Par exemple Jauffret, ou même Roth, dont j’admire le travail, ont vraiment une distance clinique, très froide, même un peu haineuse. Ils renvoient toujours les personnages à leur médiocrité, à leurs vanités. Moi j’ai tendance à être avec mes personnages de plain pied. C’est en ça que je me réfère à Carver comme un maître.

Vous citez cette très belle phrase extraite du film « A nos amours » de Pialat (et elle même empruntée à Van-Gogh) « La tristesse durera toujours ». Qu’est-ce qui vous touche dans cette phrase ?

Cette alliance de fatigue et tristesse me touche beaucoup. Cette nouvelle (Pialat est mort) n’est pas autobiographique du tout mais elle a une résonnance autobiographique, dans le sens où j’ai commencé à écrire ce livre le soir de la mort de Pialat.
Je savais alors ce que je voulais faire : j’avais les ambiances, les métiers, qu’il y aurait neuf textes, comment ils résonneraient. C’était l’hiver, on avait commencé l’appéro un peu tôt. J’étais un peu éméché. Et là, à la télé, aux infos, on annonce la mort de Pialat. Je suis pas midinette pour un sou mais il y a des gens comme ça (quand Bourdieu est mort ça m’a fait un peu la même chose) qui sont un peu des phares.
Il faut pas y entendre un truc de cinéphile. J’habitais en banlieue. Au cinéma il n’y avait que les blockbusters américains. Donc la première fois que j’ai vu un film qui m’a semblé être un film, une oeuvre d’art c’était Pialat. J’aimais bien Dutronc, je suis allé voir ce film, mais je ne savais même pas qui était Pialat ou même ce qu’était le cinéma d’auteur. Mes copains allaient voir SOS fantômes et écoutaient Madonna.

Le cinéma, mais aussi la musique vous nourrissent.

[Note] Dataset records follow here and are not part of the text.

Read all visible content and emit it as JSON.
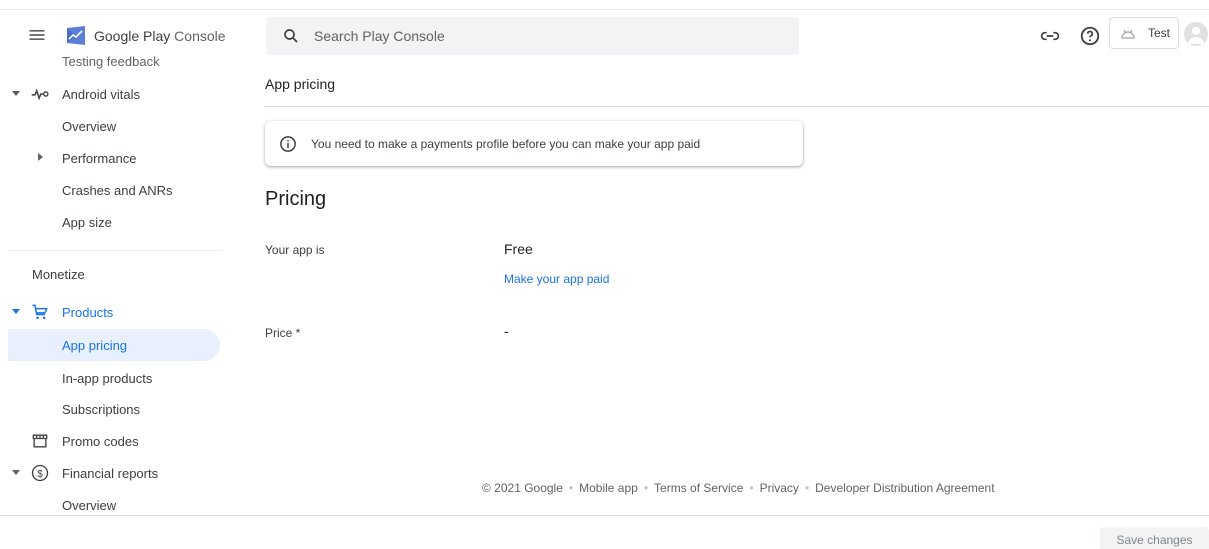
{
  "header": {
    "brand_main": "Google Play",
    "brand_light": "Console",
    "search_placeholder": "Search Play Console",
    "account_label": "Test"
  },
  "sidebar": {
    "items": [
      {
        "label": "Testing feedback"
      },
      {
        "label": "Android vitals"
      },
      {
        "label": "Overview"
      },
      {
        "label": "Performance"
      },
      {
        "label": "Crashes and ANRs"
      },
      {
        "label": "App size"
      },
      {
        "label": "Products"
      },
      {
        "label": "App pricing"
      },
      {
        "label": "In-app products"
      },
      {
        "label": "Subscriptions"
      },
      {
        "label": "Promo codes"
      },
      {
        "label": "Financial reports"
      },
      {
        "label": "Overview"
      }
    ],
    "section_monetize": "Monetize"
  },
  "main": {
    "page_heading": "App pricing",
    "notice_text": "You need to make a payments profile before you can make your app paid",
    "section_title": "Pricing",
    "app_is_label": "Your app is",
    "app_is_value": "Free",
    "make_paid_link": "Make your app paid",
    "price_label": "Price *",
    "price_value": "-"
  },
  "footer": {
    "copyright": "© 2021 Google",
    "links": [
      "Mobile app",
      "Terms of Service",
      "Privacy",
      "Developer Distribution Agreement"
    ]
  },
  "actions": {
    "save_label": "Save changes"
  },
  "colors": {
    "accent": "#1a73e8",
    "selected_bg": "#e8f0fe"
  }
}
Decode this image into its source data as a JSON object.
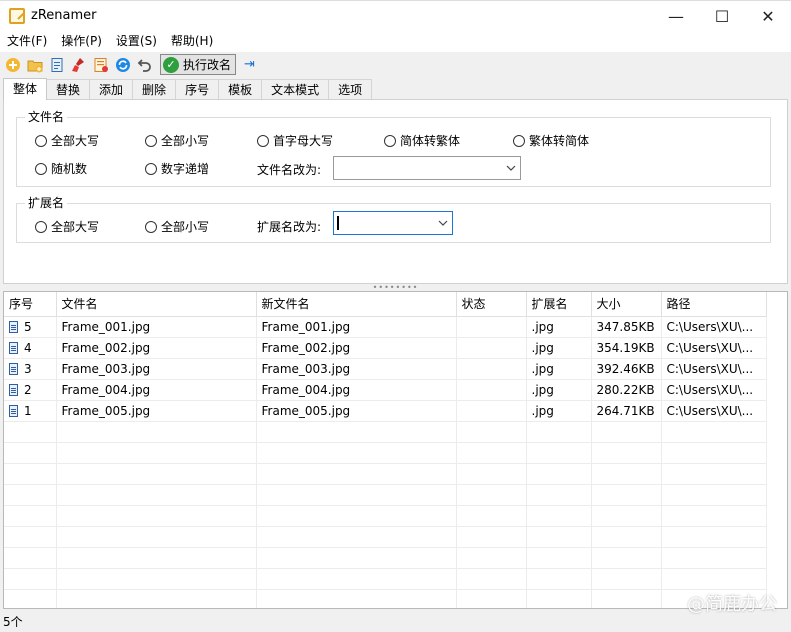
{
  "window": {
    "title": "zRenamer",
    "controls": {
      "minimize": "—",
      "maximize": "☐",
      "close": "✕"
    }
  },
  "menu": [
    "文件(F)",
    "操作(P)",
    "设置(S)",
    "帮助(H)"
  ],
  "toolbar": {
    "icons": [
      "add-file-icon",
      "add-folder-icon",
      "copy-icon",
      "clear-icon",
      "rename-list-icon",
      "refresh-icon",
      "undo-icon"
    ],
    "execute_label": "执行改名",
    "pin_icon": "pin-icon"
  },
  "tabs": [
    "整体",
    "替换",
    "添加",
    "删除",
    "序号",
    "模板",
    "文本模式",
    "选项"
  ],
  "active_tab": "整体",
  "filename_group": {
    "label": "文件名",
    "options_row1": [
      "全部大写",
      "全部小写",
      "首字母大写",
      "简体转繁体",
      "繁体转简体"
    ],
    "options_row2": [
      "随机数",
      "数字递增"
    ],
    "rename_label": "文件名改为:",
    "rename_value": ""
  },
  "extension_group": {
    "label": "扩展名",
    "options": [
      "全部大写",
      "全部小写"
    ],
    "rename_label": "扩展名改为:",
    "rename_value": ""
  },
  "file_table": {
    "columns": [
      "序号",
      "文件名",
      "新文件名",
      "状态",
      "扩展名",
      "大小",
      "路径"
    ],
    "rows": [
      {
        "index": "5",
        "name": "Frame_001.jpg",
        "new_name": "Frame_001.jpg",
        "status": "",
        "ext": ".jpg",
        "size": "347.85KB",
        "path": "C:\\Users\\XU\\..."
      },
      {
        "index": "4",
        "name": "Frame_002.jpg",
        "new_name": "Frame_002.jpg",
        "status": "",
        "ext": ".jpg",
        "size": "354.19KB",
        "path": "C:\\Users\\XU\\..."
      },
      {
        "index": "3",
        "name": "Frame_003.jpg",
        "new_name": "Frame_003.jpg",
        "status": "",
        "ext": ".jpg",
        "size": "392.46KB",
        "path": "C:\\Users\\XU\\..."
      },
      {
        "index": "2",
        "name": "Frame_004.jpg",
        "new_name": "Frame_004.jpg",
        "status": "",
        "ext": ".jpg",
        "size": "280.22KB",
        "path": "C:\\Users\\XU\\..."
      },
      {
        "index": "1",
        "name": "Frame_005.jpg",
        "new_name": "Frame_005.jpg",
        "status": "",
        "ext": ".jpg",
        "size": "264.71KB",
        "path": "C:\\Users\\XU\\..."
      }
    ]
  },
  "status": {
    "count": "5个"
  },
  "watermark": "@简鹿办公",
  "colors": {
    "accent": "#1976d2",
    "execute_green": "#2e9e3e"
  }
}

J’écris à l’oreille. La question sonore est très importante. Par exemple le texte que j’ai écrit pour Dominique A, c’est la chanson d’un groupe qui s’appelle Mendelson, que j’ai traduit. Je raconte la même histoire. J’ai accédé à la puissance du langage, de la langue écrite par la chanson.
Les premiers auteurs que j’ai découverts étaient des chanteurs : Barbara, Brel, Bashung, Léonard Cohen. Après des connexions se sont établies avec la poésie, assez naturellement. C’était d’abord ce travail pur de la langue pour la langue, de la texture des mots, la sonorité, le laconisme, le côté ramassé. J’ai commencé par écrire des chansons. Mais je sentais que je n’étais pas fait pour ça. Je trouvais ça très sclérosé avec trop de contraintes. Puis je suis passé à la poésie, au vers libre. Et enfin est venu le besoin de raconter des histoires.

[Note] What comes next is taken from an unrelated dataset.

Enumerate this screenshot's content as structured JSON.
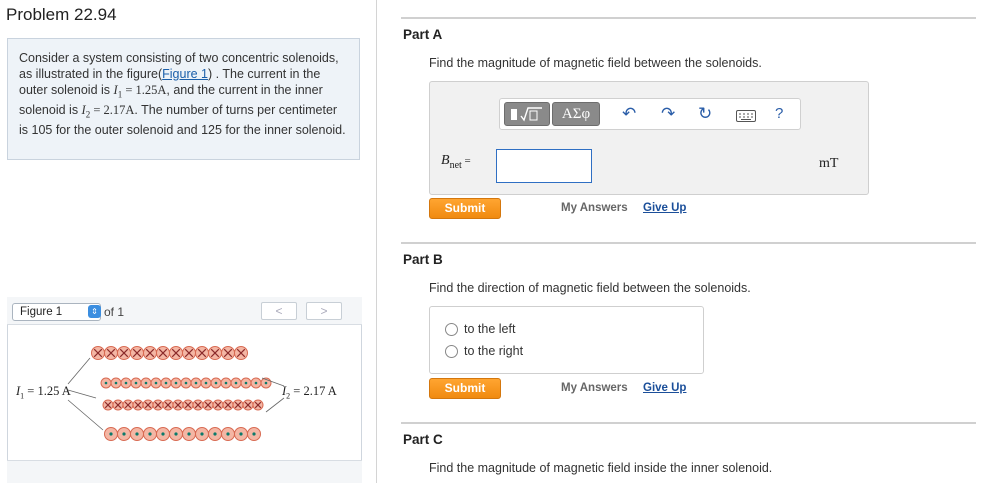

J’avais envie de voir où se nichait cet espèce d’instinct de survie.

Vos personnages remettent tout en question : leur vie sentimentale, professionnelle.

Dans tout livre, il y a deux choses : la nécessité d’un élément excessif ou radical qui doit être au cours du projet. et des moments de bascule, des gouttes d’eau qui font déborder le vase, des failles. Les livres sont faits pour les explorer.

Ce qui vous intéresse, c’est la façon dont ils encaissent les coups ?

Oui. mais aussi la façon dont ces coup surviennent et la façon de ne pas les encaisser aussi.
C’est très adolescent mais tous les matins je me lève et je me demande mais qu’est ce que je suis en train de faire de ma vie, dans quelle chaîne, je suis pris. où j’en suis. Pourquoi je fais ça et pas autre chose. C’est la nuit, et tous mes personnages sont insomniaques, ils sont tous dans une situation de fragilité extrême. A la fois très banale, tous à leur niveau.

La question de "comment on encaisse les coups et comment on se relève" me paraît mystérieuse et passionnante. J’avais envie de voir où se nichait cet espèce d’instinct de survie. Parfois on pense ne pas pouvoir en encaisser un de plus et finalement on y parvient. Ce n’est pas un instinct bestial, animal, je le vois plutôt comme quelque chose de touchant, de poignant.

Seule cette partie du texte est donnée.